I'm triyng a ketogenic type of diet, consisting of 20%-25% protein 65-70% Fat and the rest from Carbs(usally 30-50gr a day). My main concern is regarding the gains i've made in lean muscle mass. I'm trying to shred down a bit of fat(5,9, 180 pounds, 12-13% BF, aiming to get to 10%). I'm cylcing calories between off and in days and engaging in powerlifitng(wendler 5-3-1) and intermitent fasting. I'm reducing calories a bit, doing 3000 on training days and 2500 on off dys, plus one 24 hour fast a week, to create a caloric deficit weekly, get autophagy and no have to cut many calories every day.

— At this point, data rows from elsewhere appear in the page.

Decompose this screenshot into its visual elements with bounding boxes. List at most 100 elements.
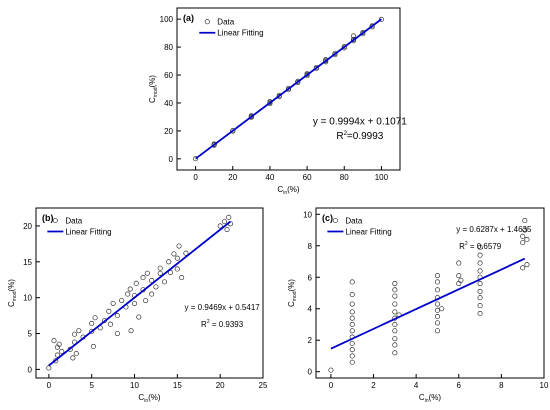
data-point [456,281,462,287]
fit-line [195,18,382,160]
data-point [349,315,355,321]
y-tick-label: 0 [308,368,313,377]
data-point [378,16,384,23]
legend-data-label: Data [345,217,362,226]
r-squared-superscript: 2 [465,241,468,247]
data-point [128,328,134,334]
data-point [434,273,441,279]
data-point [133,280,139,286]
data-point [174,255,180,261]
data-point [127,286,133,292]
y-axis-title-unit: (%) [287,279,296,292]
data-point [434,279,441,285]
r-squared-superscript: 2 [207,319,210,325]
data-point [179,275,185,281]
y-axis-title-unit: (%) [148,75,157,88]
data-point [56,341,62,347]
data-point [157,265,163,271]
r-squared-superscript: 2 [344,131,348,137]
data-point [313,64,319,71]
data-point [349,279,355,285]
data-point [149,277,155,283]
data-point [477,295,483,301]
y-tick-label: 20 [164,127,173,136]
data-point [71,331,78,337]
data-point [114,313,120,319]
y-tick-label: 2 [308,336,313,345]
data-point [176,243,182,249]
data-point [131,300,138,306]
data-point [125,291,131,297]
legend-data-marker [52,217,58,224]
x-tick-label: 80 [340,173,349,182]
data-point [285,85,292,91]
data-point [349,321,355,328]
data-point [73,351,79,357]
data-point [520,233,526,239]
data-point [392,336,398,342]
x-tick-label: 0 [329,381,334,390]
data-point [369,23,375,29]
data-point [221,219,228,225]
data-point [349,309,355,315]
r-squared: R2=0.9993 [336,131,383,142]
x-tick-label: 15 [173,381,182,390]
data-point [89,320,95,327]
data-point [217,223,223,229]
data-point [439,306,445,312]
data-point [110,300,116,306]
data-point [349,301,355,307]
y-tick-label: 4 [308,305,313,314]
y-tick-label: 20 [23,222,32,231]
data-point [161,279,168,285]
x-tick-label: 40 [265,173,274,182]
fit-equation: y = 0.6287x + 1.4635 [456,225,532,234]
y-axis-title-subscript: mod [153,87,159,97]
data-point [434,301,441,307]
y-axis-title: Cmod(%) [148,75,159,103]
y-tick-label: 10 [23,294,32,303]
data-point [434,314,441,320]
plot-frame [35,207,264,379]
data-point [434,320,441,326]
panel-label: (c) [322,213,333,223]
r-squared-value: = 0.9393 [210,320,244,329]
fit-equation: y = 0.9469x + 0.5417 [185,303,261,312]
data-point [349,347,355,353]
data-point [477,303,483,309]
data-point [349,359,355,365]
x-axis-title-unit: (%) [429,393,442,402]
data-point [477,268,483,274]
data-point [224,226,230,233]
data-point [92,315,98,321]
fit-line [330,257,526,350]
data-point [456,273,462,279]
data-point [193,156,199,162]
data-point [171,251,177,257]
r-squared-value: = 0.6579 [468,242,502,251]
data-point [360,30,366,36]
x-axis-title: Cin(%) [419,393,441,404]
data-point [90,343,96,349]
data-point [392,321,398,328]
data-point [153,284,159,290]
data-point [434,287,441,293]
legend-fit-label: Linear Fitting [217,29,263,38]
data-point [166,259,172,265]
data-point [458,277,464,283]
data-point [59,348,65,355]
r-squared: R2 = 0.9393 [201,319,244,329]
fit-line [48,220,232,367]
data-point [70,355,76,361]
legend-data-marker [332,217,338,224]
data-point [349,353,355,359]
data-point [136,314,142,320]
data-point [46,365,52,371]
panel-label: (a) [183,13,194,23]
y-axis-title-subscript: mod [292,291,298,301]
data-point [76,328,82,334]
data-point [107,321,114,327]
legend-fit-label: Linear Fitting [65,228,111,237]
y-tick-label: 5 [28,330,33,339]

The thing here is: with just 30-50gr of Carbs,150-160gr of protein, is not this protein beiing converted to glucose for brain energy? These means no protein for muscle repair?
My doubts aroused even more reading throught the 150gr of carbs a day from Paul Jaminet at PHD, specifically here, where He advocates that in the absense of dietary carbohydrate, more protein is needed to amper muscle, which can lead to amonia toxity at more than 150gr of protein day, so my dilema to not increase it further than that.
Also, i'm a bit concerned over physiological insulin resistance on ketosis.
Will i be best served with-isocalorically- the PFD therms(high fat, moderate protein, moderate carbs) or the ketogenic protocol, in the attempt to mantain muscle mass,loose a bit of fat and continously progress in the gym?
Dude, 20-25% protein is way too much. I can't stay properly in ketosis above 18%. You need to follow Volek's advice and eat 0.6 to 1.0 g of protein per pound lean mass.
If you don't cut down on your protein, your ketsosis will be weak at best (<0.5 mmol/l), and you'll simply be getting the glucose that you don't eat through gluconeogenesis (with the added non-benefit of increasing your cortisol levels).
Ketosis is protein sparing. Stick to the recommended levels and see what happens.
I highly recommend reading Volek and Phinney's Low Carb Living for Performance. It is a small book but tons of great information. The short answer is that not only is it possible to be an athlete in ketosis, it is preferred.
Don't go with excess protein. If you are keto adapted you will be fine with 1.0 to 1.5 grams per kg of lean mass. Remember that excess protein is converted to sugar and can actually knock you out of ketosis. The ketones will feed your brain just fine and your muscles will live happily off ketones and triglycerides. Also, I got this answer directly from Jeff Volek himself:
"As for the need for protein after exercise, being in a keto-adapted state raises blood levels of branched-amino acids which allows for maintenance of anabolism with less insulin. This translates into less of a need for protein after exercise relative to someone not keto-adapted."
But read the book. It's worth well more than it's weight in gold.